Moneyball (2011)
Directed by: Bennet Miller
Premise: A true story about Oakland Athletics General Manager Billy Beane (Brad Pitt), who hired a statistician (Jonah Hill) to adopt a new method for recruiting and assembling a baseball team.
What Works: Moneyball is a very good film and impressive in the way it rewrites the scope and possibilities of the sports film. Many sports pictures play like war films in that they tell stories about a group of people (usually men) on an impossible mission; the team members are a ragtag group of predetermined character types, the coach devises unorthodox methods to make them a winning team, and the story ultimately validates ideas about hard work, respect, and teamwork. Although Moneyball is about the path to victory, this story is told from the back office, showing how financial decisions were made and how those financial decisions affect the team. In that, Moneyball is innovative and even subversive. A lot of baseball films are romantic and idealistic but Moneyball is not and in a number of scenes it sets up the possibility of romanticism but then undermines it. The performances by the lead actors of Moneyball contribute a lot to the film’s theme and to its success. Brad Pitt plays Billy Beane and although Pitt’s looks fit and his character is a former athlete, the film traps him in an office, behind a desk. The other major character of the film is statistician Peter Brand played by Jonah Hill. Hill is not an athlete yet it is largely on his efforts that the success of the team rests. Both of these characters struggle against the establishment, which puts the audience on their side, and that struggle overcomes the film’s lack of any traditional sports scenarios and set pieces. But Moneyball’s underlying agenda is to question the cult of the sports hero. The story alternates between the 2002 baseball season and Beane’s backstory as a draft pick and this is done quite effectively. The backstory broadens Beane’s character but the film’s characterization of his failure to meet the expectations also aids the picture as it questions how wins are accomplished and ultimately questions the way we think about sport stories and the professional sports industry.
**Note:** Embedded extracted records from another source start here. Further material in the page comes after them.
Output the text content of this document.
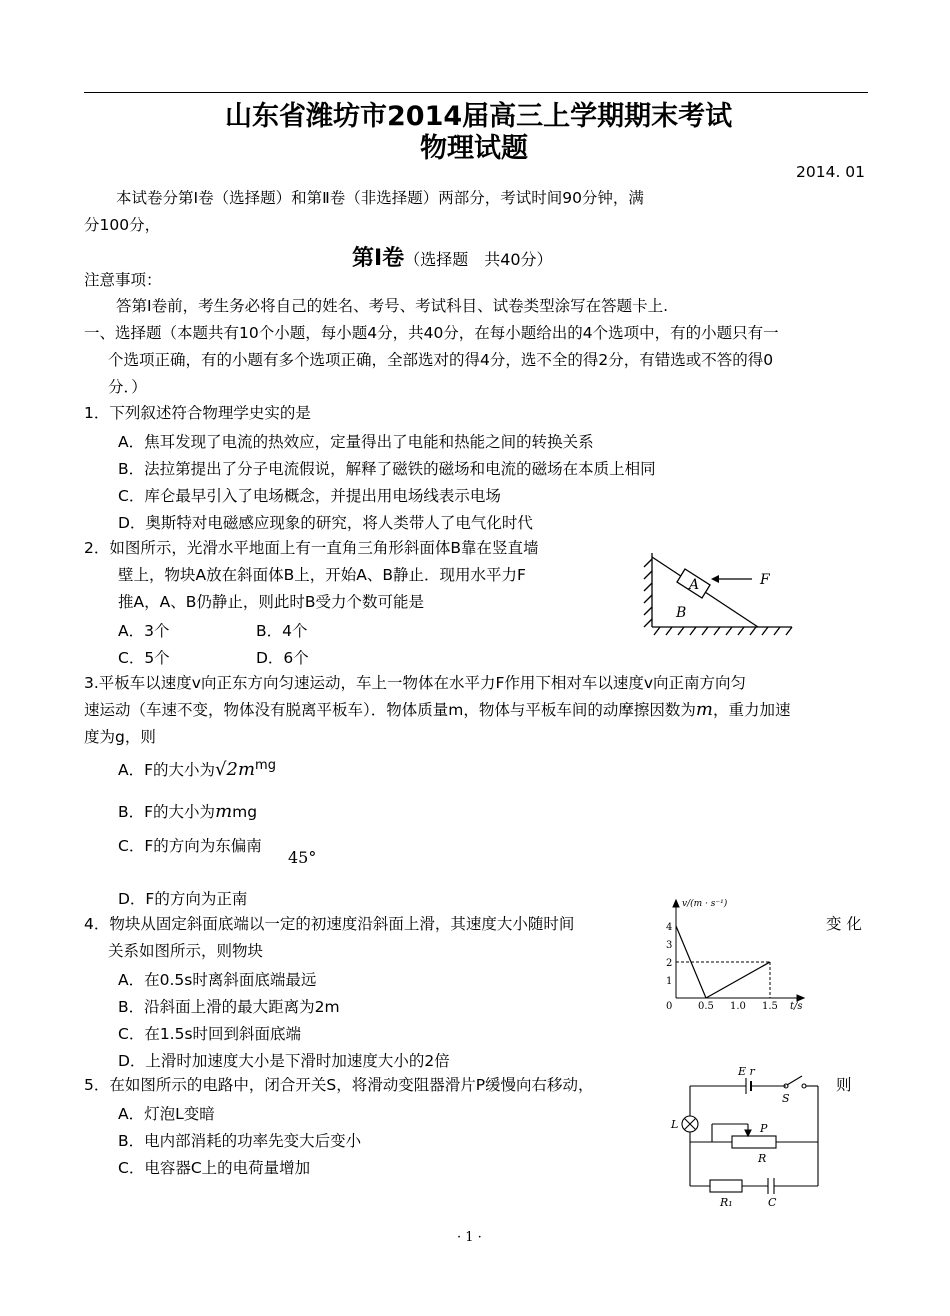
山东省潍坊市2014届高三上学期期末考试
物理试题
2014. 01
本试卷分第Ⅰ卷（选择题）和第Ⅱ卷（非选择题）两部分，考试时间90分钟，满
分100分，
第Ⅰ卷（选择题　共40分）
注意事项：
答第Ⅰ卷前，考生务必将自己的姓名、考号、考试科目、试卷类型涂写在答题卡上.
一、选择题（本题共有10个小题，每小题4分，共40分，在每小题给出的4个选项中，有的小题只有一
个选项正确，有的小题有多个选项正确，全部选对的得4分，选不全的得2分，有错选或不答的得0
分．）
1．下列叙述符合物理学史实的是
A．焦耳发现了电流的热效应，定量得出了电能和热能之间的转换关系
B．法拉第提出了分子电流假说，解释了磁铁的磁场和电流的磁场在本质上相同
C．库仑最早引入了电场概念，并提出用电场线表示电场
D．奥斯特对电磁感应现象的研究，将人类带人了电气化时代
2．如图所示，光滑水平地面上有一直角三角形斜面体B靠在竖直墙
壁上，物块A放在斜面体B上，开始A、B静止．现用水平力F
推A，A、B仍静止，则此时B受力个数可能是
A．3个	B．4个
C．5个	D．6个
A
B
F
3.平板车以速度v向正东方向匀速运动，车上一物体在水平力F作用下相对车以速度v向正南方向匀
速运动（车速不变，物体没有脱离平板车）．物体质量m，物体与平板车间的动摩擦因数为m，重力加速
度为g，则
A．F的大小为$√2m^{mg}$
B．F的大小为mmg
C．F的方向为东偏南
45°
D．F的方向为正南
4．物块从固定斜面底端以一定的初速度沿斜面上滑，其速度大小随时间	变 化
关系如图所示，则物块
A．在0.5s时离斜面底端最远
B．沿斜面上滑的最大距离为2m
C．在1.5s时回到斜面底端
D．上滑时加速度大小是下滑时加速度大小的2倍
v/(m · s⁻¹)
4
3
2
1
0	0.5 1.0 1.5 t/s
5．在如图所示的电路中，闭合开关S，将滑动变阻器滑片P缓慢向右移动，	则
A．灯泡L变暗
B．电内部消耗的功率先变大后变小
C．电容器C上的电荷量增加
E r
S
L	P
R
R₁	C
· 1 ·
What Doesn’t: Because of its tone, Moneyball is largely a cold film. The characterization of the business of baseball is very crass and although the athletes are doing what they can, they are portrayed in the film as variables in an equation. Viewers who are looking for the warmer, nostalgic views of baseball in Field of Dreams or The Sandlot will not find it here.
Bottom Line: Similar to the way in which Broadcast News comically poked fun at corporate media, Moneyball dramtically explores the intersection of sports and economics. The film is smart and it tells a compelling story while also questioning the way in which we understand and appreciate athletics.